Picture somewhat related
And one more thing about the resurrection surgery: did they even think about what kind of problematic mental issues might arise from completely regrowing someone’s brain? I’m pretty sure that no one bothered to mention whether they had tried it before on anyone else, and given how expensive the procedure is, it seems highly unlikely that they did. S--t, I wouldn’t be surprised if they hadn’t even tried it on a pig cadaver before they decided to start it up on the Commander. That means that, for all they knew, they might have unleashed one of the most highly trained and mentally f----d up killing machines upon a galaxy that already had a major problem with giant life-exterminating crabs or whatever.
What all this means is that the “real” Shepard would be one mentally unstable dude. To simulate the real Shepard while playing ME3, why not try to bring out the crazy by switching up moral decisions left and right, like some sort of even more bipolar Christian Bale? It’s a great way to establish the uncontrollable mood swings that Shepard must have around every other second.
For example: if you happen to run into a needy beggar on the streets, go ahead and give him some money.
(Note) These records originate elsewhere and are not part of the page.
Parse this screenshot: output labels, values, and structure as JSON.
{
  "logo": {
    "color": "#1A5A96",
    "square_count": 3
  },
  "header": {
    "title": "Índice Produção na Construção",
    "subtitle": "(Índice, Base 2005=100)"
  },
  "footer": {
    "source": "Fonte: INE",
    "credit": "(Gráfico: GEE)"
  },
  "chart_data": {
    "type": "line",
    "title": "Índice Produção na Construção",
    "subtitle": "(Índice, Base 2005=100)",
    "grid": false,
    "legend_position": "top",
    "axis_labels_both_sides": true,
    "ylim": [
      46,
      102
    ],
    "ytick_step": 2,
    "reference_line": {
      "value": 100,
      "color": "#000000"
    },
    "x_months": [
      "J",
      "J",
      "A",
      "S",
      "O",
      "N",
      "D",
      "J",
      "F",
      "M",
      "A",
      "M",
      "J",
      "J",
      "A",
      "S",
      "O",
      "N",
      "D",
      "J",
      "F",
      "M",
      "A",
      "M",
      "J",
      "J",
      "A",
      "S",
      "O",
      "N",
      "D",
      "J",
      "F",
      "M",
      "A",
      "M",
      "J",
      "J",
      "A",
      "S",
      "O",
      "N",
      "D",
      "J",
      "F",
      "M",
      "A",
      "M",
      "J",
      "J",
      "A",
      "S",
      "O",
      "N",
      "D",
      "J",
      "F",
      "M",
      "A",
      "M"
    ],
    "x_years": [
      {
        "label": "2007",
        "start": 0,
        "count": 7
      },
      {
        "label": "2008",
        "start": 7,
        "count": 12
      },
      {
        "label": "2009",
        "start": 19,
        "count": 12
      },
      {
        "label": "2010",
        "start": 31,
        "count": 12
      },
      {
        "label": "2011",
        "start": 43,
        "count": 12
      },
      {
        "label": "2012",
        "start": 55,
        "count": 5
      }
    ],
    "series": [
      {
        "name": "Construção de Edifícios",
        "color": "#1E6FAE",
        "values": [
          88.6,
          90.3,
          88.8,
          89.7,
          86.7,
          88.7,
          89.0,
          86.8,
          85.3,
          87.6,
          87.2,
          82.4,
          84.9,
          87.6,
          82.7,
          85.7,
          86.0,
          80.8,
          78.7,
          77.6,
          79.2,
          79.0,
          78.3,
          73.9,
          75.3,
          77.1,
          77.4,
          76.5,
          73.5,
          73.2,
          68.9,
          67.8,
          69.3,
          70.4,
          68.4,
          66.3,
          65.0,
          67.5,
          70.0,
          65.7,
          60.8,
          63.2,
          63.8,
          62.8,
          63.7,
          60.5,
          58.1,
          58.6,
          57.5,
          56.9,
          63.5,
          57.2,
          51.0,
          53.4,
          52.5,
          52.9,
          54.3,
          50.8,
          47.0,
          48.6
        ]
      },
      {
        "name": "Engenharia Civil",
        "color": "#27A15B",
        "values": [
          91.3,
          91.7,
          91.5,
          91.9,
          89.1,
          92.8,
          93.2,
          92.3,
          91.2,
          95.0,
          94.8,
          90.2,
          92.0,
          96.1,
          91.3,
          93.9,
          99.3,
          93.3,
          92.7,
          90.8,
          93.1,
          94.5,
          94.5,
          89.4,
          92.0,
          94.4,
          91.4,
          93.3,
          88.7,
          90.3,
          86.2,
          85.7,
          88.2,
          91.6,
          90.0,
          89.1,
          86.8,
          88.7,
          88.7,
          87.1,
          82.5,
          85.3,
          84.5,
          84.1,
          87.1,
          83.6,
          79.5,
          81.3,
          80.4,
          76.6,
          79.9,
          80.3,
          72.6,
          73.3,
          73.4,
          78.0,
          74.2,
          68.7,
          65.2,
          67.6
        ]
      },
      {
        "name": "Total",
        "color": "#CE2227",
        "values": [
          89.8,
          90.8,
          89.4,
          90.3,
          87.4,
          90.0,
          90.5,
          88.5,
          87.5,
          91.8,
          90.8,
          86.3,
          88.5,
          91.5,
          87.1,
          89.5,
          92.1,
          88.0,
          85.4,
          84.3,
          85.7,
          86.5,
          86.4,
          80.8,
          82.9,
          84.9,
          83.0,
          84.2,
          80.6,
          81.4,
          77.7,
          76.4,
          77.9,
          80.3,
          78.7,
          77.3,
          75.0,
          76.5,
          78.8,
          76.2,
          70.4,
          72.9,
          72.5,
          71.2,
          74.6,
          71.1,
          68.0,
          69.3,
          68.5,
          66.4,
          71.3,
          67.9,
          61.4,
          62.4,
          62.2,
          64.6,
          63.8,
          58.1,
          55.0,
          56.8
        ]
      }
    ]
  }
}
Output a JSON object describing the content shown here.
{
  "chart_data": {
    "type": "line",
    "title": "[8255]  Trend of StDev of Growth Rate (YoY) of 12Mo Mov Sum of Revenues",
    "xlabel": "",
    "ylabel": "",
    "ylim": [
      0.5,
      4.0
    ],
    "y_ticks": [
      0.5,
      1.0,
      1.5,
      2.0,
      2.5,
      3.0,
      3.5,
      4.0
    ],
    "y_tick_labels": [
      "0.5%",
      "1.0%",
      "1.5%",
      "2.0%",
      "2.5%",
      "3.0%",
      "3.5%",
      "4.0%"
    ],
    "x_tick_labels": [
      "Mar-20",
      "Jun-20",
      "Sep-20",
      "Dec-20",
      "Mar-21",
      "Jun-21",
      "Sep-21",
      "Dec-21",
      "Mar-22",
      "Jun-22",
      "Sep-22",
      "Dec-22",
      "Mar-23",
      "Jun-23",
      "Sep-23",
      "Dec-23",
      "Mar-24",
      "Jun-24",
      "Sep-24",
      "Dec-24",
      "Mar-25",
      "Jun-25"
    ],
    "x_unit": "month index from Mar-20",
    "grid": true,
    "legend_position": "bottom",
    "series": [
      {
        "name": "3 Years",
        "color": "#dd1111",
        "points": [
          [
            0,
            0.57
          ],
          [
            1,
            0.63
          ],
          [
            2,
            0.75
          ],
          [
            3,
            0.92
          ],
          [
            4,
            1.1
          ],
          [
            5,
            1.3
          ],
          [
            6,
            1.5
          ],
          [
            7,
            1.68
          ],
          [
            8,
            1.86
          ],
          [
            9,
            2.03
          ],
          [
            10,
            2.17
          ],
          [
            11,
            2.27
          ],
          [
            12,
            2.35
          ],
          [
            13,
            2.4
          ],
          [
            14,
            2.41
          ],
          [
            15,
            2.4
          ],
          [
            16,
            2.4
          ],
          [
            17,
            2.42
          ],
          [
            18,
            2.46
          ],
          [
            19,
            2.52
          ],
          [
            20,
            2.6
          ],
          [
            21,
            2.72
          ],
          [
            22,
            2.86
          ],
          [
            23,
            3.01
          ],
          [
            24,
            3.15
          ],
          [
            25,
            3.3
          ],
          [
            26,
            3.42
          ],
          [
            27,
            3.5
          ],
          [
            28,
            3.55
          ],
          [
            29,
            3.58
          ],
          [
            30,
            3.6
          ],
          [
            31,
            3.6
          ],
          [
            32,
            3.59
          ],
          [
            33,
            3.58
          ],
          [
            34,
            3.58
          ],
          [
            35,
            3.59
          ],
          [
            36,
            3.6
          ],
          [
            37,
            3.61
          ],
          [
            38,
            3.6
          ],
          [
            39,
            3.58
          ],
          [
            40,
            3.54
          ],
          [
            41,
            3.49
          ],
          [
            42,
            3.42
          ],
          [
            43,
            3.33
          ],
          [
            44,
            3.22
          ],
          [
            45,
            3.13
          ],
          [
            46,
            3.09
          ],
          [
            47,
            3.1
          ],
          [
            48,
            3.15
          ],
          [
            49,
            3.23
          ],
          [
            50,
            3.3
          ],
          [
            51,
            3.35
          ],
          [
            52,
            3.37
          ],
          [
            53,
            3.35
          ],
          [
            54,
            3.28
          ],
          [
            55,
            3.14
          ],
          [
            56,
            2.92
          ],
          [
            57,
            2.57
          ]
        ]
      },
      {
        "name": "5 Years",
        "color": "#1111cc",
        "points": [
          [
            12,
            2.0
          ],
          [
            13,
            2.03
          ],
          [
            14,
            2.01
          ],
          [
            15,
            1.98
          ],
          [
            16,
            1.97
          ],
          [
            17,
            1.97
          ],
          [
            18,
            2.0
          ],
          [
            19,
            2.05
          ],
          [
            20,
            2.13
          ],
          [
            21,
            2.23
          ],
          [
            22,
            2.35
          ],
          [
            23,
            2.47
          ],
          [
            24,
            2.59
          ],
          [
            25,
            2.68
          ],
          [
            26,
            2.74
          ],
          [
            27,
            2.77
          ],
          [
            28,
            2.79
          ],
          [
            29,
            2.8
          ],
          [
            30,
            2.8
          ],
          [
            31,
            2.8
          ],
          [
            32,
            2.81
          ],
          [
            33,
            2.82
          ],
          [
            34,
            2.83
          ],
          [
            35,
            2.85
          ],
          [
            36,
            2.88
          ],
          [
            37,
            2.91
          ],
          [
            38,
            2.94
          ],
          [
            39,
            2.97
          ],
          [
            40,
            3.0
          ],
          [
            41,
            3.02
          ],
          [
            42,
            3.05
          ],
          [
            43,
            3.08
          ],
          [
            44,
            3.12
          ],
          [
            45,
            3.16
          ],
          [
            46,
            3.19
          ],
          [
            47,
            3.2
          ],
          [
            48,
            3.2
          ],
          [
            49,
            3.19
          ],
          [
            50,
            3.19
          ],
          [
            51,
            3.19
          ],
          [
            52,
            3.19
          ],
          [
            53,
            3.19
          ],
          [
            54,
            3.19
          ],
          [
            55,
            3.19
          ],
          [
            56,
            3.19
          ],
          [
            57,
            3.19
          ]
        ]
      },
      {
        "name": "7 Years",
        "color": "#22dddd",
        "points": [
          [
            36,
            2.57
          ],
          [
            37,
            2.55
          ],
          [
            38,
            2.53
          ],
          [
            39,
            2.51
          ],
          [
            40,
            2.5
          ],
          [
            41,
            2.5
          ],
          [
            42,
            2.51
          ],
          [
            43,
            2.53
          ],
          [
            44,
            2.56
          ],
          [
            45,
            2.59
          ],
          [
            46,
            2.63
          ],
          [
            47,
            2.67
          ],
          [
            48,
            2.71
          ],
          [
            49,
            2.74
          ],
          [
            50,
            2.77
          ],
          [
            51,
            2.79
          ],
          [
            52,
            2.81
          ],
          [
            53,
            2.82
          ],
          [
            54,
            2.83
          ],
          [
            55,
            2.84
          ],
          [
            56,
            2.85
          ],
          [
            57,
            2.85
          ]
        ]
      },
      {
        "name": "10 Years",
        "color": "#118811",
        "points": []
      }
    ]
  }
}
Once you have collected the “Paragon” points for your noble deed, kill him in some horrible way, if the game permits you to. This is the proper way to play Shepard. You need to keep in mind that with the trauma that he’s been through, Shepard is most likely in some state of quasi-reality. One second he might see the beggar as one of his long dead comrades and the next moment he might see him as a giant enemy crab thing. Playing Shepard like a schizophrenic cross between a Captain Planet villain and a rabid ferret is a great way to liven up the Mass Effect 3 story.
What will Shepard do next? Hell, even you won’t know!